Americans more likely to die from opioid overdose than in a car accident
For the first time on record, Americans are more likely to die of an accidental opioid overdose than in a motor vehicle crash, according to a new report from the National Safety Council.
The group calculates that the chance of dying from an opioid overdose has increased to 1 in 96, surpassing the odds of dying in a car accident, at 1 in 103. It's also greater than the odds of dying from a fall, a gun assault, pedestrian accident, or drowning.
"The opioid crisis remains an abstract issue for many people; they still believe it will not happen to them, or it isn't a risk facing them or their family," Maureen Vogel, spokeswoman for the National Safety Council, told CBS News. "These numbers show the gravity of the problem our country is facing. We need to reprioritize and regroup, because all these deaths are preventable."
Each day more than 130 Americans die after overdosing on opioids, according to the National Institute on Drug Abuse. Last week, the Centers for Disease Control and Prevention released a report finding the number of drug overdose deaths among middle-aged women skyrocketed between 1999 and 2017, with opioids, including fentanyl and heroin, being the main driver. Deaths from prescription and illicit opioids in children and teens also tripled over the same time period, according to a recent study published in JAMA Network Open.
Data reported last year showed drug overdoses killed more Americans in 2016 than the Vietnam War, with three-quarters of those deaths caused by opioids.
The National Safety Council recommends a number of steps for tackling the problem of opioid misuse: increasing access to addiction treatment; making naloxone (also known as Narcan), a drug that can reverse an opioid overdose, more readily available; and increasing training in pain-management for opioid prescribers.
Overall, heart disease and cancer continue to be the leading causes of death for Americans — accounting for 1 in 6 and 1 in 7 deaths, respectively. But the report also found that falls are killing more Americans than ever before. The lifetime risk of dying from an accidental fall are now 1 in 114, up from 1 in 119 just a year ago.

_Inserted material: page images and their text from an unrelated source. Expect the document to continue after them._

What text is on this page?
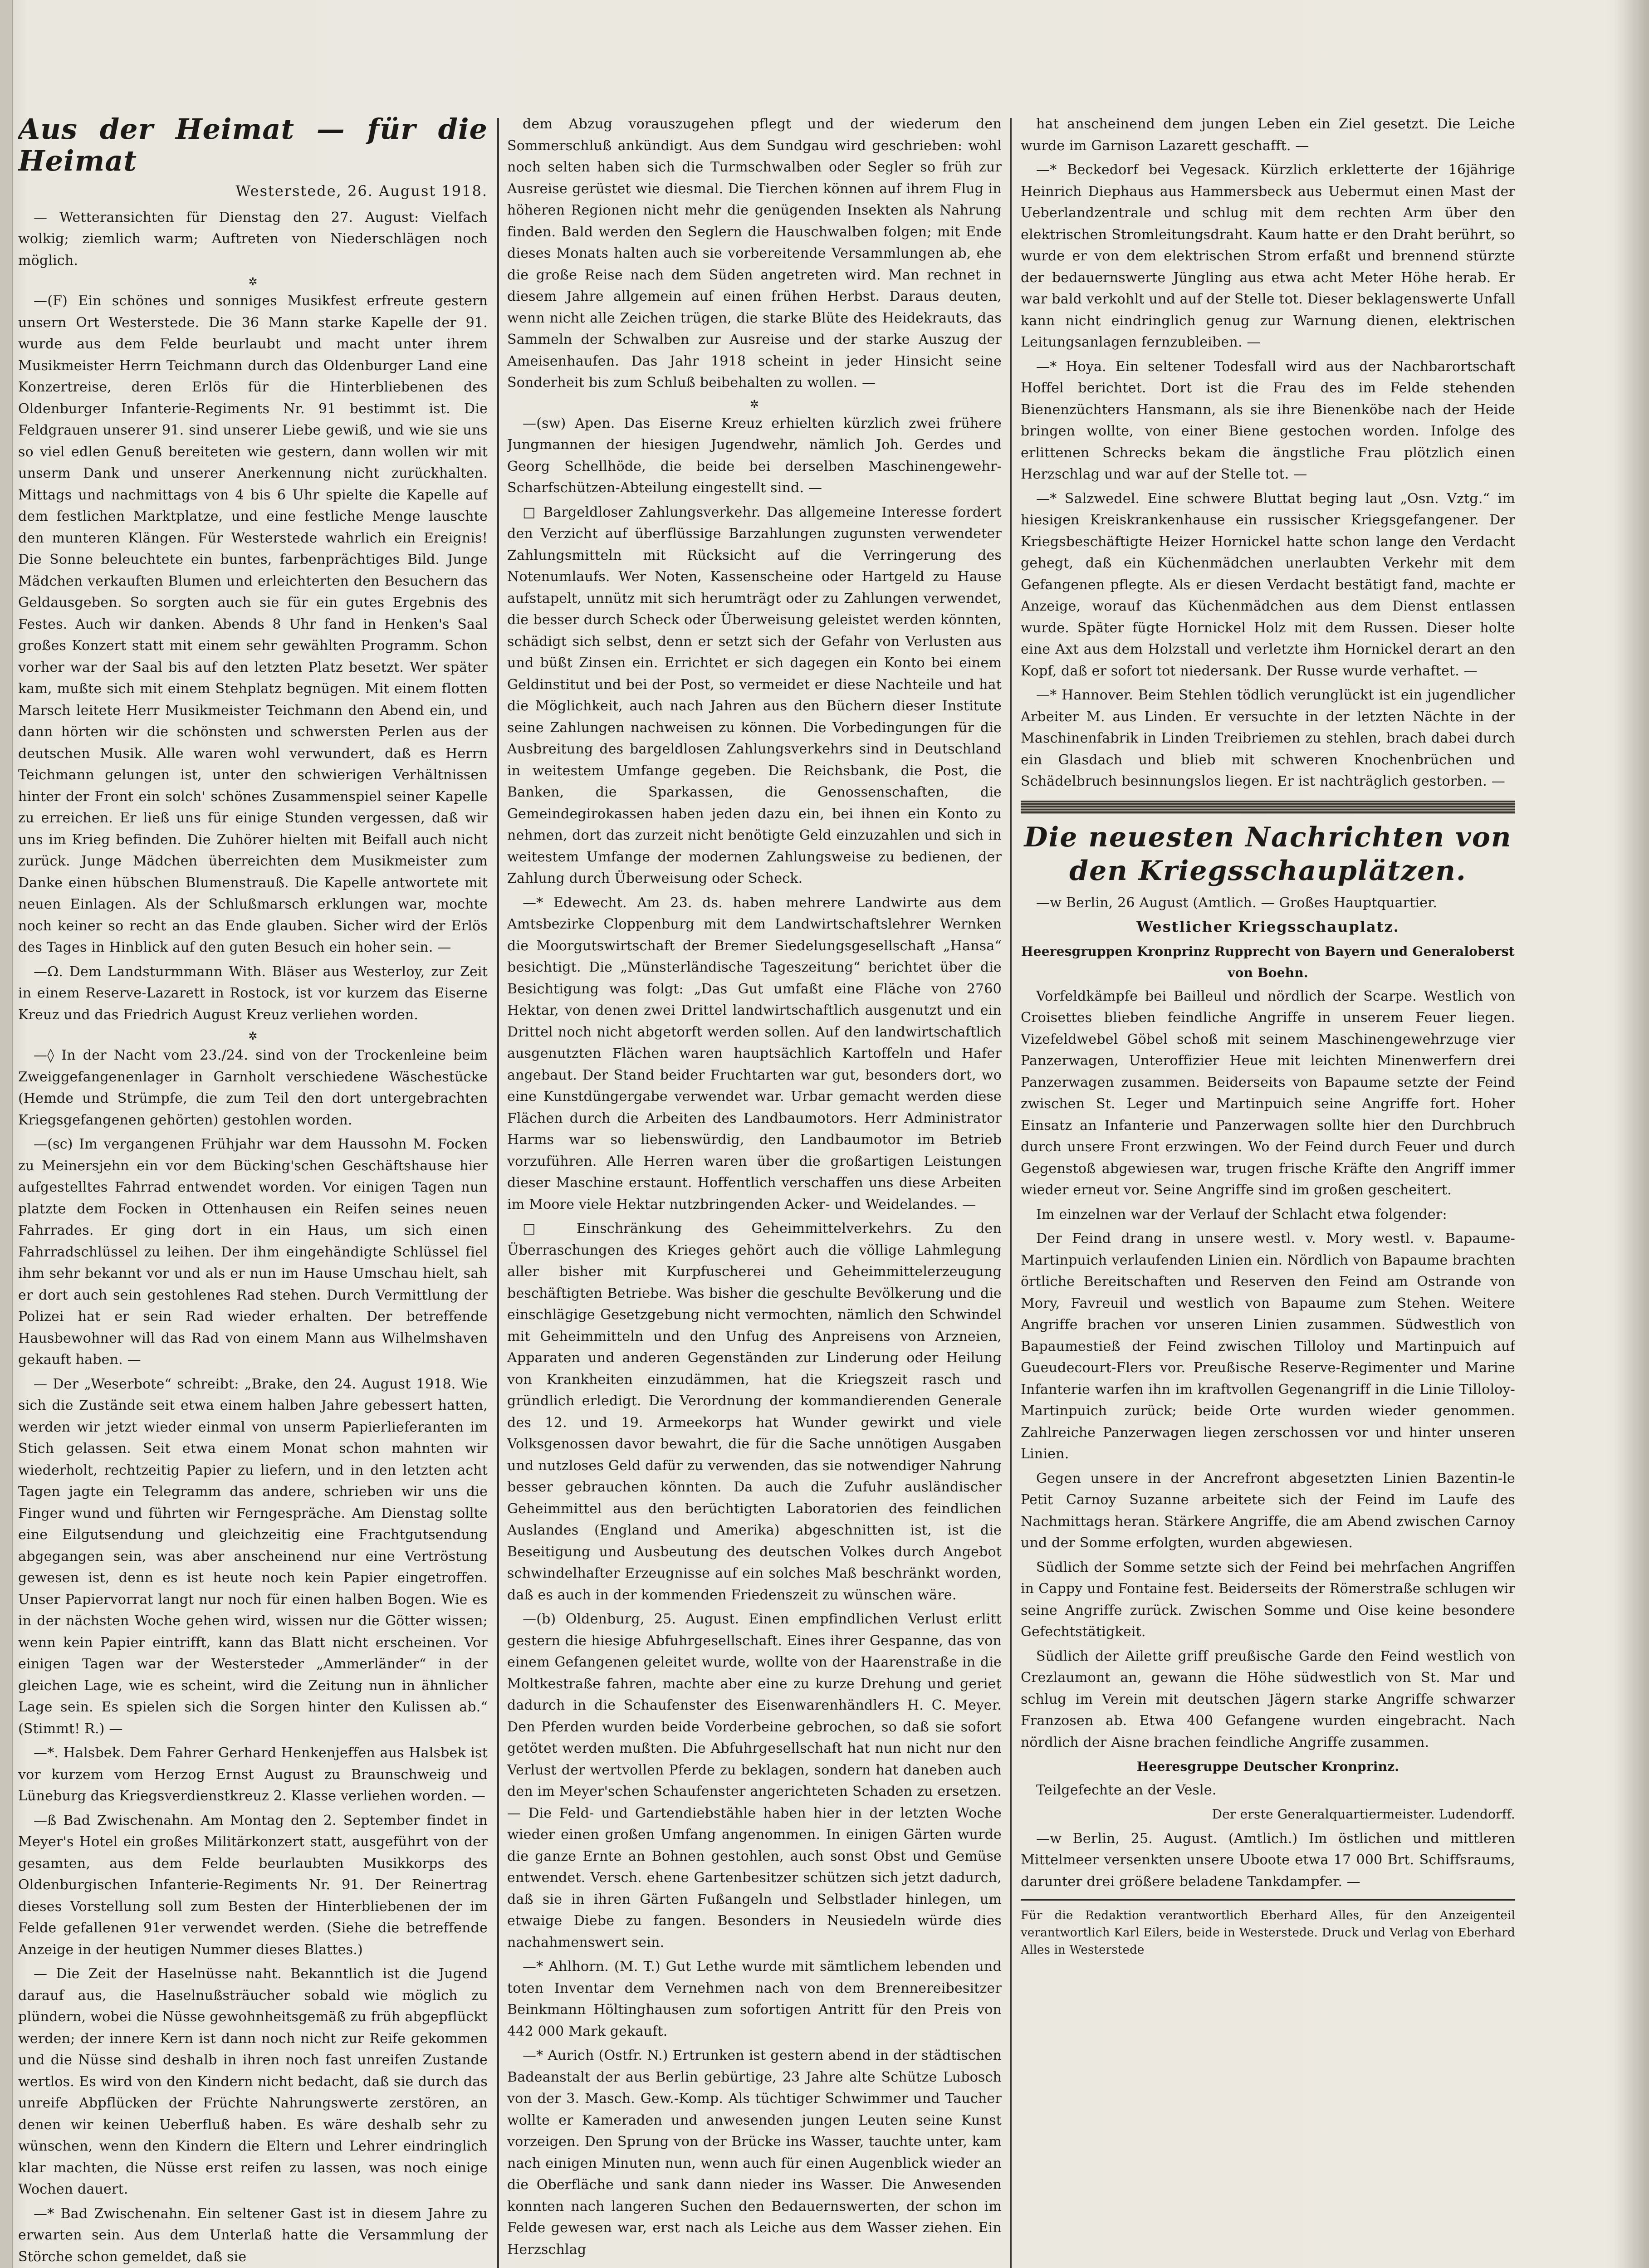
Aus der Heimat — für die Heimat

Westerstede, 26. August 1918.

— Wetteransichten für Dienstag den 27. August: Vielfach wolkig; ziemlich warm; Auftreten von Niederschlägen noch möglich.

✲

—(F) Ein schönes und sonniges Musikfest erfreute gestern unsern Ort Westerstede. Die 36 Mann starke Kapelle der 91. wurde aus dem Felde beurlaubt und macht unter ihrem Musikmeister Herrn Teichmann durch das Oldenburger Land eine Konzertreise, deren Erlös für die Hinterbliebenen des Oldenburger Infanterie-Regiments Nr. 91 bestimmt ist. Die Feldgrauen unserer 91. sind unserer Liebe gewiß, und wie sie uns so viel edlen Genuß bereiteten wie gestern, dann wollen wir mit unserm Dank und unserer Anerkennung nicht zurückhalten. Mittags und nachmittags von 4 bis 6 Uhr spielte die Kapelle auf dem festlichen Marktplatze, und eine festliche Menge lauschte den munteren Klängen. Für Westerstede wahrlich ein Ereignis! Die Sonne beleuchtete ein buntes, farbenprächtiges Bild. Junge Mädchen verkauften Blumen und erleichterten den Besuchern das Geldausgeben. So sorgten auch sie für ein gutes Ergebnis des Festes. Auch wir danken. Abends 8 Uhr fand in Henken's Saal großes Konzert statt mit einem sehr gewählten Programm. Schon vorher war der Saal bis auf den letzten Platz besetzt. Wer später kam, mußte sich mit einem Stehplatz begnügen. Mit einem flotten Marsch leitete Herr Musikmeister Teichmann den Abend ein, und dann hörten wir die schönsten und schwersten Perlen aus der deutschen Musik. Alle waren wohl verwundert, daß es Herrn Teichmann gelungen ist, unter den schwierigen Verhältnissen hinter der Front ein solch' schönes Zusammenspiel seiner Kapelle zu erreichen. Er ließ uns für einige Stunden vergessen, daß wir uns im Krieg befinden. Die Zuhörer hielten mit Beifall auch nicht zurück. Junge Mädchen überreichten dem Musikmeister zum Danke einen hübschen Blumenstrauß. Die Kapelle antwortete mit neuen Einlagen. Als der Schlußmarsch erklungen war, mochte noch keiner so recht an das Ende glauben. Sicher wird der Erlös des Tages in Hinblick auf den guten Besuch ein hoher sein. —

—Ω. Dem Landsturmmann With. Bläser aus Westerloy, zur Zeit in einem Reserve-Lazarett in Rostock, ist vor kurzem das Eiserne Kreuz und das Friedrich August Kreuz verliehen worden.

✲

—◊ In der Nacht vom 23./24. sind von der Trockenleine beim Zweiggefangenenlager in Garnholt verschiedene Wäschestücke (Hemde und Strümpfe, die zum Teil den dort untergebrachten Kriegsgefangenen gehörten) gestohlen worden.

—(sc) Im vergangenen Frühjahr war dem Haussohn M. Focken zu Meinersjehn ein vor dem Bücking'schen Geschäftshause hier aufgestelltes Fahrrad entwendet worden. Vor einigen Tagen nun platzte dem Focken in Ottenhausen ein Reifen seines neuen Fahrrades. Er ging dort in ein Haus, um sich einen Fahrradschlüssel zu leihen. Der ihm eingehändigte Schlüssel fiel ihm sehr bekannt vor und als er nun im Hause Umschau hielt, sah er dort auch sein gestohlenes Rad stehen. Durch Vermittlung der Polizei hat er sein Rad wieder erhalten. Der betreffende Hausbewohner will das Rad von einem Mann aus Wilhelmshaven gekauft haben. —

— Der „Weserbote“ schreibt: „Brake, den 24. August 1918. Wie sich die Zustände seit etwa einem halben Jahre gebessert hatten, werden wir jetzt wieder einmal von unserm Papierlieferanten im Stich gelassen. Seit etwa einem Monat schon mahnten wir wiederholt, rechtzeitig Papier zu liefern, und in den letzten acht Tagen jagte ein Telegramm das andere, schrieben wir uns die Finger wund und führten wir Ferngespräche. Am Dienstag sollte eine Eilgutsendung und gleichzeitig eine Frachtgutsendung abgegangen sein, was aber anscheinend nur eine Vertröstung gewesen ist, denn es ist heute noch kein Papier eingetroffen. Unser Papiervorrat langt nur noch für einen halben Bogen. Wie es in der nächsten Woche gehen wird, wissen nur die Götter wissen; wenn kein Papier eintrifft, kann das Blatt nicht erscheinen. Vor einigen Tagen war der Westersteder „Ammerländer“ in der gleichen Lage, wie es scheint, wird die Zeitung nun in ähnlicher Lage sein. Es spielen sich die Sorgen hinter den Kulissen ab.“ (Stimmt! R.) —

—*. Halsbek. Dem Fahrer Gerhard Henkenjeffen aus Halsbek ist vor kurzem vom Herzog Ernst August zu Braunschweig und Lüneburg das Kriegsverdienstkreuz 2. Klasse verliehen worden. —

—ß Bad Zwischenahn. Am Montag den 2. September findet in Meyer's Hotel ein großes Militärkonzert statt, ausgeführt von der gesamten, aus dem Felde beurlaubten Musikkorps des Oldenburgischen Infanterie-Regiments Nr. 91. Der Reinertrag dieses Vorstellung soll zum Besten der Hinterbliebenen der im Felde gefallenen 91er verwendet werden. (Siehe die betreffende Anzeige in der heutigen Nummer dieses Blattes.)

— Die Zeit der Haselnüsse naht. Bekanntlich ist die Jugend darauf aus, die Haselnußsträucher sobald wie möglich zu plündern, wobei die Nüsse gewohnheitsgemäß zu früh abgepflückt werden; der innere Kern ist dann noch nicht zur Reife gekommen und die Nüsse sind deshalb in ihren noch fast unreifen Zustande wertlos. Es wird von den Kindern nicht bedacht, daß sie durch das unreife Abpflücken der Früchte Nahrungswerte zerstören, an denen wir keinen Ueberfluß haben. Es wäre deshalb sehr zu wünschen, wenn den Kindern die Eltern und Lehrer eindringlich klar machten, die Nüsse erst reifen zu lassen, was noch einige Wochen dauert.

—* Bad Zwischenahn. Ein seltener Gast ist in diesem Jahre zu erwarten sein. Aus dem Unterlaß hatte die Versammlung der Störche schon gemeldet, daß sie

dem Abzug vorauszugehen pflegt und der wiederum den Sommerschluß ankündigt. Aus dem Sundgau wird geschrieben: wohl noch selten haben sich die Turmschwalben oder Segler so früh zur Ausreise gerüstet wie diesmal. Die Tierchen können auf ihrem Flug in höheren Regionen nicht mehr die genügenden Insekten als Nahrung finden. Bald werden den Seglern die Hauschwalben folgen; mit Ende dieses Monats halten auch sie vorbereitende Versammlungen ab, ehe die große Reise nach dem Süden angetreten wird. Man rechnet in diesem Jahre allgemein auf einen frühen Herbst. Daraus deuten, wenn nicht alle Zeichen trügen, die starke Blüte des Heidekrauts, das Sammeln der Schwalben zur Ausreise und der starke Auszug der Ameisenhaufen. Das Jahr 1918 scheint in jeder Hinsicht seine Sonderheit bis zum Schluß beibehalten zu wollen. —

✲

—(sw) Apen. Das Eiserne Kreuz erhielten kürzlich zwei frühere Jungmannen der hiesigen Jugendwehr, nämlich Joh. Gerdes und Georg Schellhöde, die beide bei derselben Maschinengewehr-Scharfschützen-Abteilung eingestellt sind. —

□ Bargeldloser Zahlungsverkehr. Das allgemeine Interesse fordert den Verzicht auf überflüssige Barzahlungen zugunsten verwendeter Zahlungsmitteln mit Rücksicht auf die Verringerung des Notenumlaufs. Wer Noten, Kassenscheine oder Hartgeld zu Hause aufstapelt, unnütz mit sich herumträgt oder zu Zahlungen verwendet, die besser durch Scheck oder Überweisung geleistet werden könnten, schädigt sich selbst, denn er setzt sich der Gefahr von Verlusten aus und büßt Zinsen ein. Errichtet er sich dagegen ein Konto bei einem Geldinstitut und bei der Post, so vermeidet er diese Nachteile und hat die Möglichkeit, auch nach Jahren aus den Büchern dieser Institute seine Zahlungen nachweisen zu können. Die Vorbedingungen für die Ausbreitung des bargeldlosen Zahlungsverkehrs sind in Deutschland in weitestem Umfange gegeben. Die Reichsbank, die Post, die Banken, die Sparkassen, die Genossenschaften, die Gemeindegirokassen haben jeden dazu ein, bei ihnen ein Konto zu nehmen, dort das zurzeit nicht benötigte Geld einzuzahlen und sich in weitestem Umfange der modernen Zahlungsweise zu bedienen, der Zahlung durch Überweisung oder Scheck.

—* Edewecht. Am 23. ds. haben mehrere Landwirte aus dem Amtsbezirke Cloppenburg mit dem Landwirtschaftslehrer Wernken die Moorgutswirtschaft der Bremer Siedelungsgesellschaft „Hansa“ besichtigt. Die „Münsterländische Tageszeitung“ berichtet über die Besichtigung was folgt: „Das Gut umfaßt eine Fläche von 2760 Hektar, von denen zwei Drittel landwirtschaftlich ausgenutzt und ein Drittel noch nicht abgetorft werden sollen. Auf den landwirtschaftlich ausgenutzten Flächen waren hauptsächlich Kartoffeln und Hafer angebaut. Der Stand beider Fruchtarten war gut, besonders dort, wo eine Kunstdüngergabe verwendet war. Urbar gemacht werden diese Flächen durch die Arbeiten des Landbaumotors. Herr Administrator Harms war so liebenswürdig, den Landbaumotor im Betrieb vorzuführen. Alle Herren waren über die großartigen Leistungen dieser Maschine erstaunt. Hoffentlich verschaffen uns diese Arbeiten im Moore viele Hektar nutzbringenden Acker- und Weidelandes. —

□ Einschränkung des Geheimmittelverkehrs. Zu den Überraschungen des Krieges gehört auch die völlige Lahmlegung aller bisher mit Kurpfuscherei und Geheimmittelerzeugung beschäftigten Betriebe. Was bisher die geschulte Bevölkerung und die einschlägige Gesetzgebung nicht vermochten, nämlich den Schwindel mit Geheimmitteln und den Unfug des Anpreisens von Arzneien, Apparaten und anderen Gegenständen zur Linderung oder Heilung von Krankheiten einzudämmen, hat die Kriegszeit rasch und gründlich erledigt. Die Verordnung der kommandierenden Generale des 12. und 19. Armeekorps hat Wunder gewirkt und viele Volksgenossen davor bewahrt, die für die Sache unnötigen Ausgaben und nutzloses Geld dafür zu verwenden, das sie notwendiger Nahrung besser gebrauchen könnten. Da auch die Zufuhr ausländischer Geheimmittel aus den berüchtigten Laboratorien des feindlichen Auslandes (England und Amerika) abgeschnitten ist, ist die Beseitigung und Ausbeutung des deutschen Volkes durch Angebot schwindelhafter Erzeugnisse auf ein solches Maß beschränkt worden, daß es auch in der kommenden Friedenszeit zu wünschen wäre.

—(b) Oldenburg, 25. August. Einen empfindlichen Verlust erlitt gestern die hiesige Abfuhrgesellschaft. Eines ihrer Gespanne, das von einem Gefangenen geleitet wurde, wollte von der Haarenstraße in die Moltkestraße fahren, machte aber eine zu kurze Drehung und geriet dadurch in die Schaufenster des Eisenwarenhändlers H. C. Meyer. Den Pferden wurden beide Vorderbeine gebrochen, so daß sie sofort getötet werden mußten. Die Abfuhrgesellschaft hat nun nicht nur den Verlust der wertvollen Pferde zu beklagen, sondern hat daneben auch den im Meyer'schen Schaufenster angerichteten Schaden zu ersetzen. — Die Feld- und Gartendiebstähle haben hier in der letzten Woche wieder einen großen Umfang angenommen. In einigen Gärten wurde die ganze Ernte an Bohnen gestohlen, auch sonst Obst und Gemüse entwendet. Versch. ehene Gartenbesitzer schützen sich jetzt dadurch, daß sie in ihren Gärten Fußangeln und Selbstlader hinlegen, um etwaige Diebe zu fangen. Besonders in Neusiedeln würde dies nachahmenswert sein.

—* Ahlhorn. (M. T.) Gut Lethe wurde mit sämtlichem lebenden und toten Inventar dem Vernehmen nach von dem Brennereibesitzer Beinkmann Höltinghausen zum sofortigen Antritt für den Preis von 442 000 Mark gekauft.

—* Aurich (Ostfr. N.) Ertrunken ist gestern abend in der städtischen Badeanstalt der aus Berlin gebürtige, 23 Jahre alte Schütze Lubosch von der 3. Masch. Gew.-Komp. Als tüchtiger Schwimmer und Taucher wollte er Kameraden und anwesenden jungen Leuten seine Kunst vorzeigen. Den Sprung von der Brücke ins Wasser, tauchte unter, kam nach einigen Minuten nun, wenn auch für einen Augenblick wieder an die Oberfläche und sank dann nieder ins Wasser. Die Anwesenden konnten nach langeren Suchen den Bedauernswerten, der schon im Felde gewesen war, erst nach als Leiche aus dem Wasser ziehen. Ein Herzschlag

hat anscheinend dem jungen Leben ein Ziel gesetzt. Die Leiche wurde im Garnison Lazarett geschafft. —

—* Beckedorf bei Vegesack. Kürzlich erkletterte der 16jährige Heinrich Diephaus aus Hammersbeck aus Uebermut einen Mast der Ueberlandzentrale und schlug mit dem rechten Arm über den elektrischen Stromleitungsdraht. Kaum hatte er den Draht berührt, so wurde er von dem elektrischen Strom erfaßt und brennend stürzte der bedauernswerte Jüngling aus etwa acht Meter Höhe herab. Er war bald verkohlt und auf der Stelle tot. Dieser beklagenswerte Unfall kann nicht eindringlich genug zur Warnung dienen, elektrischen Leitungsanlagen fernzubleiben. —

—* Hoya. Ein seltener Todesfall wird aus der Nachbarortschaft Hoffel berichtet. Dort ist die Frau des im Felde stehenden Bienenzüchters Hansmann, als sie ihre Bienenköbe nach der Heide bringen wollte, von einer Biene gestochen worden. Infolge des erlittenen Schrecks bekam die ängstliche Frau plötzlich einen Herzschlag und war auf der Stelle tot. —

—* Salzwedel. Eine schwere Bluttat beging laut „Osn. Vztg.“ im hiesigen Kreiskrankenhause ein russischer Kriegsgefangener. Der Kriegsbeschäftigte Heizer Hornickel hatte schon lange den Verdacht gehegt, daß ein Küchenmädchen unerlaubten Verkehr mit dem Gefangenen pflegte. Als er diesen Verdacht bestätigt fand, machte er Anzeige, worauf das Küchenmädchen aus dem Dienst entlassen wurde. Später fügte Hornickel Holz mit dem Russen. Dieser holte eine Axt aus dem Holzstall und verletzte ihm Hornickel derart an den Kopf, daß er sofort tot niedersank. Der Russe wurde verhaftet. —

—* Hannover. Beim Stehlen tödlich verunglückt ist ein jugendlicher Arbeiter M. aus Linden. Er versuchte in der letzten Nächte in der Maschinenfabrik in Linden Treibriemen zu stehlen, brach dabei durch ein Glasdach und blieb mit schweren Knochenbrüchen und Schädelbruch besinnungslos liegen. Er ist nachträglich gestorben. —

Die neuesten Nachrichten von den Kriegsschauplätzen.

—w Berlin, 26 August (Amtlich. — Großes Hauptquartier.

Westlicher Kriegsschauplatz.

Heeresgruppen Kronprinz Rupprecht von Bayern und Generaloberst von Boehn.

Vorfeldkämpfe bei Bailleul und nördlich der Scarpe. Westlich von Croisettes blieben feindliche Angriffe in unserem Feuer liegen. Vizefeldwebel Göbel schoß mit seinem Maschinengewehrzuge vier Panzerwagen, Unteroffizier Heue mit leichten Minenwerfern drei Panzerwagen zusammen. Beiderseits von Bapaume setzte der Feind zwischen St. Leger und Martinpuich seine Angriffe fort. Hoher Einsatz an Infanterie und Panzerwagen sollte hier den Durchbruch durch unsere Front erzwingen. Wo der Feind durch Feuer und durch Gegenstoß abgewiesen war, trugen frische Kräfte den Angriff immer wieder erneut vor. Seine Angriffe sind im großen gescheitert.

Im einzelnen war der Verlauf der Schlacht etwa folgender:

Der Feind drang in unsere westl. v. Mory westl. v. Bapaume-Martinpuich verlaufenden Linien ein. Nördlich von Bapaume brachten örtliche Bereitschaften und Reserven den Feind am Ostrande von Mory, Favreuil und westlich von Bapaume zum Stehen. Weitere Angriffe brachen vor unseren Linien zusammen. Südwestlich von Bapaumestieß der Feind zwischen Tilloloy und Martinpuich auf Gueudecourt-Flers vor. Preußische Reserve-Regimenter und Marine Infanterie warfen ihn im kraftvollen Gegenangriff in die Linie Tilloloy-Martinpuich zurück; beide Orte wurden wieder genommen. Zahlreiche Panzerwagen liegen zerschossen vor und hinter unseren Linien.

Gegen unsere in der Ancrefront abgesetzten Linien Bazentin-le Petit Carnoy Suzanne arbeitete sich der Feind im Laufe des Nachmittags heran. Stärkere Angriffe, die am Abend zwischen Carnoy und der Somme erfolgten, wurden abgewiesen.

Südlich der Somme setzte sich der Feind bei mehrfachen Angriffen in Cappy und Fontaine fest. Beiderseits der Römerstraße schlugen wir seine Angriffe zurück. Zwischen Somme und Oise keine besondere Gefechtstätigkeit.

Südlich der Ailette griff preußische Garde den Feind westlich von Crezlaumont an, gewann die Höhe südwestlich von St. Mar und schlug im Verein mit deutschen Jägern starke Angriffe schwarzer Franzosen ab. Etwa 400 Gefangene wurden eingebracht. Nach nördlich der Aisne brachen feindliche Angriffe zusammen.

Heeresgruppe Deutscher Kronprinz.

Teilgefechte an der Vesle.

Der erste Generalquartiermeister. Ludendorff.

—w Berlin, 25. August. (Amtlich.) Im östlichen und mittleren Mittelmeer versenkten unsere Uboote etwa 17 000 Brt. Schiffsraums, darunter drei größere beladene Tankdampfer. —

Für die Redaktion verantwortlich Eberhard Alles, für den Anzeigenteil verantwortlich Karl Eilers, beide in Westerstede. Druck und Verlag von Eberhard Alles in Westerstede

"These numbers underscore that too many Americans worry about the wrong things," Vogel said. "We tend to fret over headline-grabbing catastrophes like plane crashes and earthquakes, and those are terrifying incidents. But when it comes to everyday, routine activities, the odds are not in our favor."
The risk of death from other types of much-feared disasters are much lower, the report found. For example, the odds of dying in a cataclysmic storm are 1 in 31,394, while the chances of dying in a plane crash are 1 in 188,364.
The report notes that the odds calculated are statistical averages over the whole U.S. population and do not necessarily reflect the chances of death for a particular person. A person's individual risk of dying from various causes is, of course, affected by factors such as where they live and drive, the activities in which they participate, and the kind of work they do.